Jahrzehnte lang muss der Vater mit der Überzeugung leben, dass der Mann, den er für den Vergewaltiger und Mörder seiner Tochter hält, frei herumläuft. 2012 tauchen neue DNA-Spuren auf, die den Freigesprochenen schwer belasten könnten. Zu einem neuen Strafverfahren kommt es jedoch nicht. Die Verfassung sieht vor, dass in Deutschland kein Verdächtiger nach einem Freispruch in der gleichen Sache noch einmal angeklagt werden kann - es sei denn, er gesteht die Tat.
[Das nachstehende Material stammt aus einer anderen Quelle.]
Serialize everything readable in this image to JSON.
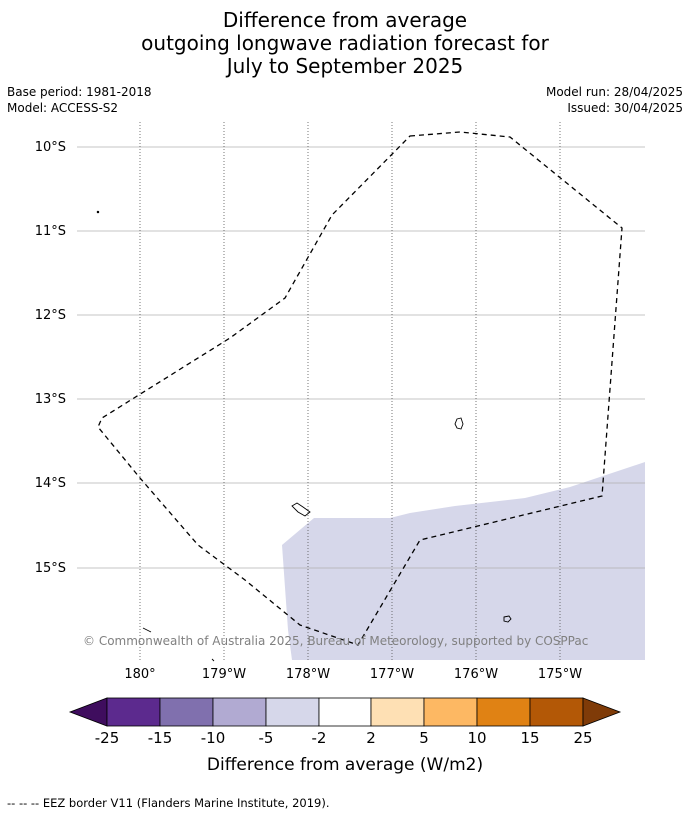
{
  "title": {
    "line1": "Difference from average",
    "line2": "outgoing longwave radiation forecast for",
    "line3": "July to September 2025"
  },
  "meta": {
    "base_period": "Base period: 1981-2018",
    "model": "Model: ACCESS-S2",
    "model_run": "Model run: 28/04/2025",
    "issued": "Issued: 30/04/2025"
  },
  "map": {
    "lat_labels": [
      "10°S",
      "11°S",
      "12°S",
      "13°S",
      "14°S",
      "15°S"
    ],
    "lon_labels": [
      "180°",
      "179°W",
      "178°W",
      "177°W",
      "176°W",
      "175°W"
    ],
    "copyright": "© Commonwealth of Australia 2025, Bureau of Meteorology, supported by COSPPac",
    "colors": {
      "shading_-5_-2": "#d6d7ea",
      "eez_line": "#000000",
      "grid": "#b0b0b0",
      "copyright": "#808080"
    }
  },
  "colorbar": {
    "label": "Difference from average (W/m2)",
    "ticks": [
      "-25",
      "-15",
      "-10",
      "-5",
      "-2",
      "2",
      "5",
      "10",
      "15",
      "25"
    ],
    "colors": [
      "#3f0d5e",
      "#5c2a8e",
      "#8070ae",
      "#b1aad2",
      "#d6d7ea",
      "#ffffff",
      "#fee0b4",
      "#fdb863",
      "#e08214",
      "#b35806",
      "#7f3b08"
    ]
  },
  "legend": {
    "eez": "--  --  -- EEZ border V11 (Flanders Marine Institute, 2019)."
  }
}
Die erste Klage auf Schmerzensgeld wurde abgelehnt

„Das ist der übergeordnete Konflikt, der über dieser Sache schwebt“, sagte der Anwalt des Beschuldigten, Matthias Waldraff. Was dem Vater bleibt, ist der Weg vor ein Zivilgericht, den er gemeinsam mit seinem Anwalt Wolfram Schädler im Herbst 2015 beschreitet. Sie verklagen den Beschuldigten auf Schmerzensgeld wegen körperlicher und seelischer Beeinträchtigungen - und scheitern. Ein Anspruch auf Schmerzensgeld sei inzwischen verjährt, entscheidet das Landgericht Lüneburg im Herbst 2015 und lehnt die Klage ab.

Das Oberlandesgericht Celle verhandelt nun im Berufungsverfahren über diese Klage. „Wir fechten das Urteil des Landgerichts mit dem Argument an, dass mein Mandant gar keine Chance hatte, seinen Anspruch rechtzeitig zu stellen“, sagte Verteidiger Schädler am Dienstag.

Damit geht der Kampf des Vaters vor einem Zivilgericht in die zweite Runde. Eine Entscheidung über eine strafrechtliche Schuld oder Unschuld wird dabei nicht fallen. Für vergleichbare Fälle in Zukunft wäre hier eine Gesetzesänderung nötig.